A well developed tropical cyclone has a particular shape. The tropical cyclones vary greatly in size, however all have particular shape and structure.
- A low pressure core around which the tropical cyclone rotates. The low pressure at the center of the tropical cyclone is amongst the lowest that occur on Earth's surface at sea level. For some cyclones the pressure dips below 900 mb, and these are the most devastating tropical cyclones.
- At the center of the cyclones the temperature is greater than the surroundings. A warm core is formed as a result of condensation of the upward rising moist air, that releases latent heat of condensation.
- All cyclones have a Central Dense Overcast (CDO). A CDO is a dense shield that contains the eye and the eyewall of the tropical cyclone. The classic tropical cyclone contains a symmetrical CDO, i.e. it is perfectly circular and round on all sides. This is the zone where maximum activity occurs.
- An eye of the cyclone is most remarkable and characteristic feature of all tropical cyclone. It is the area of sinking air at the center of circulation. The eye is characterized by clear skies and calm weather. It is circular in shape and in size ranges from 8 - 200 km.

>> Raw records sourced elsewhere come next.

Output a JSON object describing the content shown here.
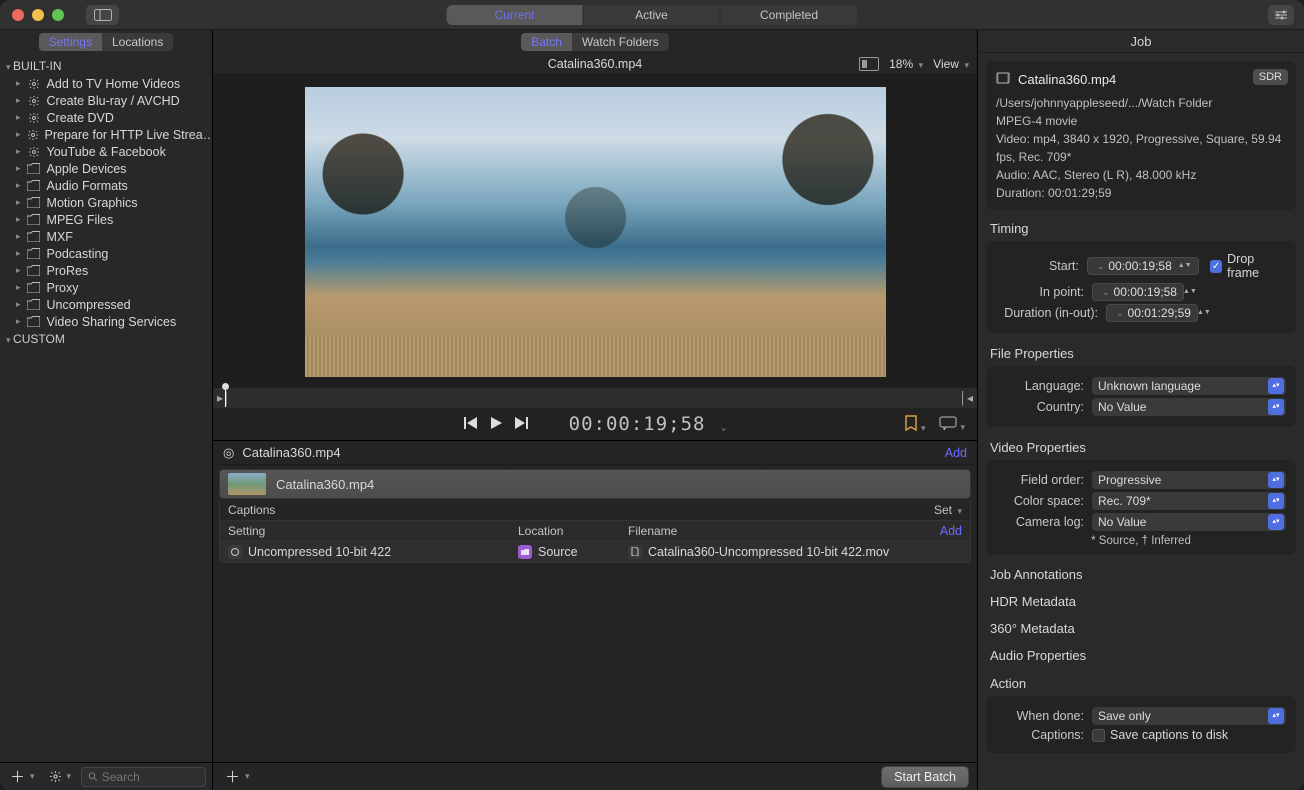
{
  "titlebar": {
    "segments": [
      "Current",
      "Active",
      "Completed"
    ],
    "active": 0
  },
  "left": {
    "tabs": [
      "Settings",
      "Locations"
    ],
    "active": 0,
    "groups": [
      {
        "label": "BUILT-IN",
        "items": [
          {
            "label": "Add to TV Home Videos",
            "gear": true
          },
          {
            "label": "Create Blu-ray / AVCHD",
            "gear": true
          },
          {
            "label": "Create DVD",
            "gear": true
          },
          {
            "label": "Prepare for HTTP Live Strea…",
            "gear": true
          },
          {
            "label": "YouTube & Facebook",
            "gear": true
          },
          {
            "label": "Apple Devices",
            "gear": false
          },
          {
            "label": "Audio Formats",
            "gear": false
          },
          {
            "label": "Motion Graphics",
            "gear": false
          },
          {
            "label": "MPEG Files",
            "gear": false
          },
          {
            "label": "MXF",
            "gear": false
          },
          {
            "label": "Podcasting",
            "gear": false
          },
          {
            "label": "ProRes",
            "gear": false
          },
          {
            "label": "Proxy",
            "gear": false
          },
          {
            "label": "Uncompressed",
            "gear": false
          },
          {
            "label": "Video Sharing Services",
            "gear": false
          }
        ]
      },
      {
        "label": "CUSTOM",
        "items": []
      }
    ],
    "search_placeholder": "Search"
  },
  "center": {
    "tabs": [
      "Batch",
      "Watch Folders"
    ],
    "active": 0,
    "file": "Catalina360.mp4",
    "zoom": "18%",
    "view_label": "View",
    "timecode": "00:00:19;58",
    "batch": {
      "job_title": "Catalina360.mp4",
      "add": "Add",
      "clip": "Catalina360.mp4",
      "captions": "Captions",
      "set": "Set",
      "cols": {
        "setting": "Setting",
        "location": "Location",
        "filename": "Filename",
        "add": "Add"
      },
      "row": {
        "setting": "Uncompressed 10-bit 422",
        "location": "Source",
        "filename": "Catalina360-Uncompressed 10-bit 422.mov"
      }
    },
    "start": "Start Batch"
  },
  "right": {
    "header": "Job",
    "job": {
      "title": "Catalina360.mp4",
      "badge": "SDR",
      "path": "/Users/johnnyappleseed/.../Watch Folder",
      "kind": "MPEG-4 movie",
      "video": "Video: mp4, 3840 x 1920, Progressive, Square, 59.94 fps, Rec. 709*",
      "audio": "Audio: AAC, Stereo (L R), 48.000 kHz",
      "duration": "Duration: 00:01:29;59"
    },
    "sections": {
      "timing": "Timing",
      "fileprops": "File Properties",
      "vidprops": "Video Properties",
      "job_ann": "Job Annotations",
      "hdr": "HDR Metadata",
      "s360": "360° Metadata",
      "aud": "Audio Properties",
      "action": "Action"
    },
    "timing": {
      "start_l": "Start:",
      "start_v": "00:00:19;58",
      "in_l": "In point:",
      "in_v": "00:00:19;58",
      "dur_l": "Duration (in-out):",
      "dur_v": "00:01:29;59",
      "drop": "Drop frame"
    },
    "fileprops": {
      "lang_l": "Language:",
      "lang_v": "Unknown language",
      "country_l": "Country:",
      "country_v": "No Value"
    },
    "vidprops": {
      "field_l": "Field order:",
      "field_v": "Progressive",
      "cspace_l": "Color space:",
      "cspace_v": "Rec. 709*",
      "clog_l": "Camera log:",
      "clog_v": "No Value",
      "note": "* Source, † Inferred"
    },
    "action": {
      "when_l": "When done:",
      "when_v": "Save only",
      "cap_l": "Captions:",
      "cap_v": "Save captions to disk"
    }
  }
}
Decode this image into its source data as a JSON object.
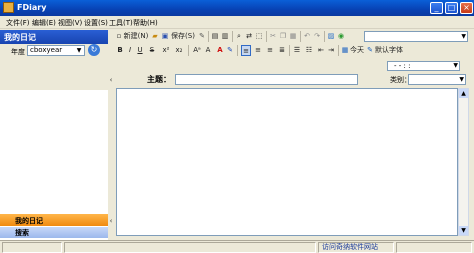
{
  "window": {
    "title": "FDiary"
  },
  "menu": [
    "文件(F)",
    "编辑(E)",
    "视图(V)",
    "设置(S)",
    "工具(T)",
    "帮助(H)"
  ],
  "left": {
    "header": "我的日记",
    "year_label": "年度",
    "year_value": "cboxyear",
    "nav_mydiary": "我的日记",
    "nav_search": "搜索"
  },
  "toolbar1": {
    "new_label": "新建(N)",
    "save_label": "保存(S)"
  },
  "toolbar2": {
    "today_label": "今天",
    "default_font_label": "默认字体"
  },
  "entry": {
    "date_value": "- -   :  :",
    "subject_label": "主题：",
    "category_label": "类别："
  },
  "status": {
    "link": "访问奇纳软件网站"
  }
}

- The eyewall is the band around the eye with maximum wind speed, heaviest rainfall and greatest height. It is responsible for the maximum damage caused by a cyclone.
- At the upper level of tropical cyclone winds move away from the center resulting in anticyclonic rotation.
- In a tropical cyclone, the rainbands are oriented in the same direction as the horizontal winds and it seems to spiral into the center of the tropical cyclone. These bands are known as spiral bands.